Institute of Experimental Epileptology and Cognition Research, University of Bonn Medical Center, Bonn, Germany.
Theory of Neural Dynamics Group, Max Planck Institute for Brain Research, Frankfurt, Germany.
Sci Rep. 2022 Dec 29;12(1):22561. doi: 10.1038/s41598-022-27074-1.

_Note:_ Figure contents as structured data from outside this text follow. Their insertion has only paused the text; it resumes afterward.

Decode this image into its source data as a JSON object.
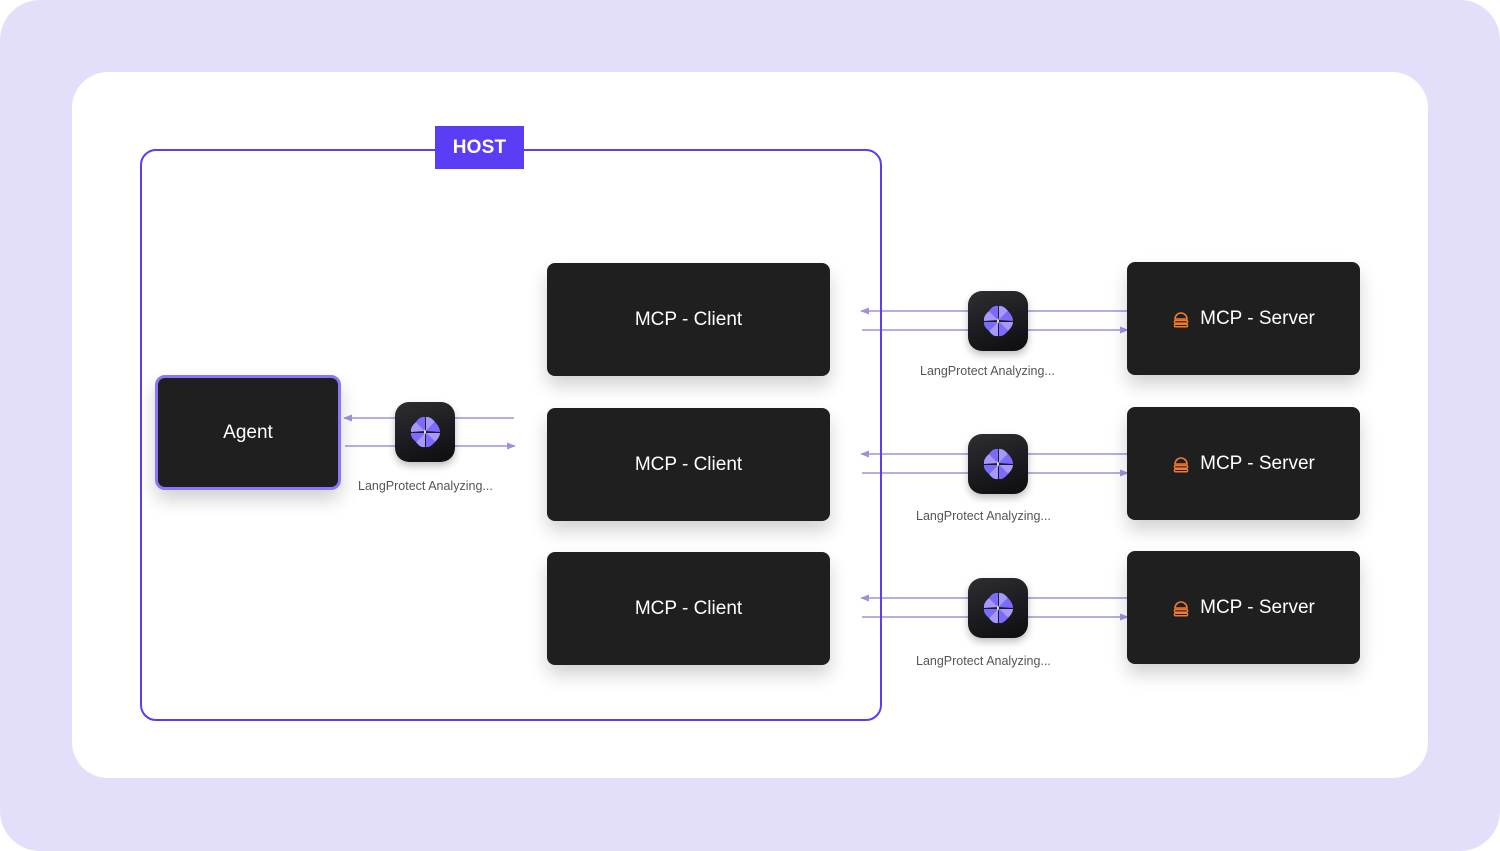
{
  "host_label": "HOST",
  "agent_label": "Agent",
  "client_label": "MCP - Client",
  "server_label": "MCP - Server",
  "analyzer_label": "LangProtect Analyzing...",
  "icons": {
    "analyzer": "langprotect-logo-icon",
    "server": "server-stack-icon"
  },
  "colors": {
    "background": "#e3dffb",
    "accent": "#5b3df5",
    "node": "#1f1f1f",
    "arrow": "#9d94d8",
    "server_icon": "#f07a2a"
  }
}
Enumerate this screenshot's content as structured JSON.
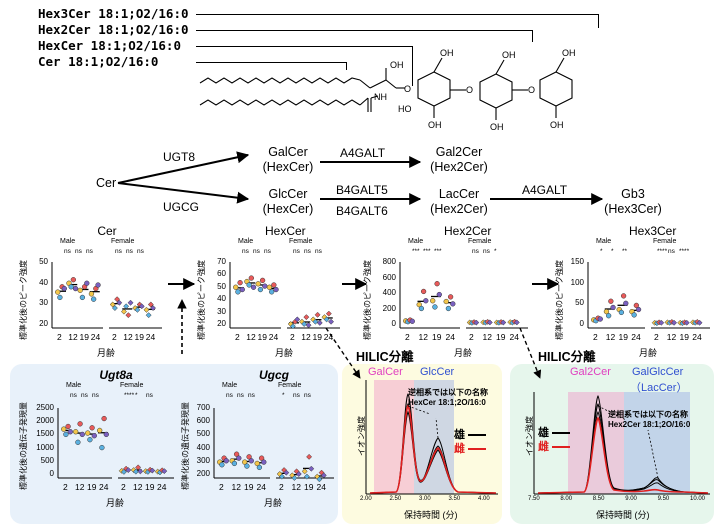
{
  "header_lipids": [
    {
      "id": "hex3cer",
      "label": "Hex3Cer 18:1;O2/16:0"
    },
    {
      "id": "hex2cer",
      "label": "Hex2Cer 18:1;O2/16:0"
    },
    {
      "id": "hexcer",
      "label": "HexCer 18:1;O2/16:0"
    },
    {
      "id": "cer",
      "label": "Cer 18:1;O2/16:0"
    }
  ],
  "structure": {
    "oh": "OH",
    "nh": "NH",
    "o": "O",
    "ho": "HO"
  },
  "pathway": {
    "cer": "Cer",
    "ugt8": "UGT8",
    "ugcg": "UGCG",
    "galcer": "GalCer",
    "galcer_sub": "(HexCer)",
    "glccer": "GlcCer",
    "glccer_sub": "(HexCer)",
    "a4galt_1": "A4GALT",
    "gal2cer": "Gal2Cer",
    "gal2cer_sub": "(Hex2Cer)",
    "b4galt5": "B4GALT5",
    "b4galt6": "B4GALT6",
    "laccer": "LacCer",
    "laccer_sub": "(Hex2Cer)",
    "a4galt_2": "A4GALT",
    "gb3": "Gb3",
    "gb3_sub": "(Hex3Cer)"
  },
  "common": {
    "male": "Male",
    "female": "Female",
    "xlabel": "月齢",
    "ages": [
      "2",
      "12",
      "19",
      "24"
    ],
    "ylabel_peak": "標準化後のピーク強度",
    "ylabel_gene": "標準化後の遺伝子発現量"
  },
  "plots": [
    {
      "id": "cer",
      "title": "Cer",
      "italic": false,
      "yticks": [
        "50",
        "40",
        "30",
        "20"
      ],
      "male_sig": [
        "ns",
        "ns",
        "ns"
      ],
      "female_sig": [
        "ns",
        "ns",
        "ns"
      ],
      "male_groups": [
        [
          33,
          30,
          36,
          35
        ],
        [
          38,
          36,
          40,
          35
        ],
        [
          34,
          30,
          36,
          38
        ],
        [
          32,
          29,
          35,
          37
        ]
      ],
      "female_groups": [
        [
          26,
          24,
          29,
          27
        ],
        [
          22,
          25,
          20,
          27
        ],
        [
          24,
          23,
          26,
          25
        ],
        [
          23,
          20,
          26,
          24
        ]
      ],
      "ymin": 15,
      "ymax": 50
    },
    {
      "id": "hexcer",
      "title": "HexCer",
      "italic": false,
      "yticks": [
        "70",
        "60",
        "50",
        "40",
        "30",
        "20"
      ],
      "male_sig": [
        "ns",
        "ns",
        "ns"
      ],
      "female_sig": [
        "ns",
        "ns",
        "ns"
      ],
      "male_groups": [
        [
          50,
          46,
          54,
          48
        ],
        [
          55,
          52,
          58,
          50
        ],
        [
          53,
          48,
          56,
          51
        ],
        [
          50,
          46,
          52,
          48
        ]
      ],
      "female_groups": [
        [
          18,
          16,
          20,
          22
        ],
        [
          20,
          18,
          24,
          17
        ],
        [
          22,
          20,
          26,
          19
        ],
        [
          24,
          22,
          27,
          20
        ]
      ],
      "ymin": 18,
      "ymax": 72
    },
    {
      "id": "hex2cer",
      "title": "Hex2Cer",
      "italic": false,
      "yticks": [
        "800",
        "600",
        "400",
        "200",
        "0"
      ],
      "male_sig": [
        "***",
        "***",
        "***"
      ],
      "female_sig": [
        "ns",
        "ns",
        "*"
      ],
      "male_groups": [
        [
          40,
          30,
          50,
          35
        ],
        [
          250,
          200,
          420,
          300
        ],
        [
          300,
          220,
          520,
          380
        ],
        [
          290,
          200,
          350,
          260
        ]
      ],
      "female_groups": [
        [
          20,
          15,
          25,
          18
        ],
        [
          22,
          18,
          28,
          20
        ],
        [
          20,
          16,
          26,
          19
        ],
        [
          24,
          18,
          30,
          20
        ]
      ],
      "ymin": 0,
      "ymax": 800
    },
    {
      "id": "hex3cer",
      "title": "Hex3Cer",
      "italic": false,
      "yticks": [
        "150",
        "100",
        "50",
        "0"
      ],
      "male_sig": [
        "*",
        "*",
        "**"
      ],
      "female_sig": [
        "****",
        "ns",
        "****"
      ],
      "male_groups": [
        [
          10,
          8,
          14,
          12
        ],
        [
          30,
          20,
          55,
          40
        ],
        [
          35,
          28,
          68,
          50
        ],
        [
          30,
          22,
          45,
          35
        ]
      ],
      "female_groups": [
        [
          3,
          2,
          4,
          3
        ],
        [
          4,
          3,
          5,
          3
        ],
        [
          3,
          2,
          4,
          3
        ],
        [
          4,
          3,
          5,
          3
        ]
      ],
      "ymin": 0,
      "ymax": 150
    },
    {
      "id": "ugt8a",
      "title": "Ugt8a",
      "italic": true,
      "yticks": [
        "2500",
        "2000",
        "1500",
        "1000",
        "500",
        "0"
      ],
      "male_sig": [
        "ns",
        "ns",
        "ns"
      ],
      "female_sig": [
        "****",
        "*",
        "ns"
      ],
      "male_groups": [
        [
          1700,
          1500,
          1800,
          1600
        ],
        [
          1600,
          1200,
          1900,
          1500
        ],
        [
          1550,
          1300,
          1750,
          1450
        ],
        [
          1650,
          1000,
          2100,
          1500
        ]
      ],
      "female_groups": [
        [
          120,
          80,
          200,
          150
        ],
        [
          150,
          90,
          250,
          100
        ],
        [
          110,
          80,
          160,
          130
        ],
        [
          90,
          60,
          140,
          110
        ]
      ],
      "ymin": 0,
      "ymax": 2500
    },
    {
      "id": "ugcg",
      "title": "Ugcg",
      "italic": true,
      "yticks": [
        "700",
        "600",
        "500",
        "400",
        "300",
        "200"
      ],
      "male_sig": [
        "ns",
        "ns",
        "ns"
      ],
      "female_sig": [
        "*",
        "ns",
        "ns"
      ],
      "male_groups": [
        [
          290,
          270,
          320,
          300
        ],
        [
          300,
          280,
          350,
          320
        ],
        [
          290,
          260,
          330,
          300
        ],
        [
          280,
          250,
          320,
          290
        ]
      ],
      "female_groups": [
        [
          200,
          180,
          230,
          210
        ],
        [
          190,
          170,
          220,
          200
        ],
        [
          220,
          180,
          330,
          240
        ],
        [
          180,
          160,
          210,
          190
        ]
      ],
      "ymin": 200,
      "ymax": 700
    }
  ],
  "hilic": {
    "label": "HILIC分離"
  },
  "chrom1": {
    "peak_a": "GalCer",
    "peak_b": "GlcCer",
    "ylabel": "イオン強度",
    "xlabel": "保持時間 (分)",
    "note_line1": "逆相系では以下の名称",
    "note_line2": "HexCer 18:1;2O/16:0",
    "male": "雄",
    "female": "雌",
    "xticks": [
      "2.00",
      "2.50",
      "3.00",
      "3.50",
      "4.00"
    ]
  },
  "chrom2": {
    "peak_a": "Gal2Cer",
    "peak_b": "GalGlcCer",
    "peak_b2": "（LacCer）",
    "ylabel": "イオン強度",
    "xlabel": "保持時間 (分)",
    "note_line1": "逆相系では以下の名称",
    "note_line2": "Hex2Cer 18:1;2O/16:0",
    "male": "雄",
    "female": "雌",
    "xticks": [
      "7.50",
      "8.00",
      "8.50",
      "9.00",
      "9.50",
      "10.00"
    ]
  },
  "colors": {
    "pink": "#e040c0",
    "blue": "#3050d0",
    "red": "#e02020",
    "panel_blue": "#e8f1fa",
    "panel_yellow": "#fdfbe0",
    "panel_green": "#e6f6ec"
  }
}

Single-molecule localization microscopy resolves objects below the diffraction limit of light via sparse, stochastic detection of target molecules. Single molecules appear as clustered detection events after image reconstruction. However, identification of clusters of localizations is often complicated by the spatial proximity of target molecules and by background noise. Clustering results of existing algorithms often depend on user-generated training data or user-selected parameters, which can lead to unintentional clustering errors. Here we suggest an unbiased algorithm (FINDER) based on adaptive global parameter selection and demonstrate that the algorithm is robust to noise inclusion and target molecule density. We benchmarked FINDER against the most common density based clustering algorithms in test scenarios based on experimental datasets. We show that FINDER can keep the number of false positive inclusions low while also maintaining a low number of false negative detections in densely populated regions.
单分子定位显微镜通过稀疏、随机的目标分子检测,突破了光的衍射极限分辨率来解析物体。在图像重建后,单个分子表现为聚集的检测事件。然而,由于目标分子的空间接近和背景噪声,聚类的结果往往很复杂。现有的聚类算法的结果往往取决于用户生成的训练数据或用户选择的参数,这可能导致无意的聚类错误。在这里,我们提出了一种基于自适应全局参数选择的无偏算法(FINDER),并证明该算法对噪声包含和目标分子密度具有鲁棒性。我们在基于实验数据集的测试场景中,将 FINDER 与最常见的基于密度的聚类算法进行了基准测试。我们表明,FINDER 可以在保持低误报率的同时,在密集区域也保持低漏检率。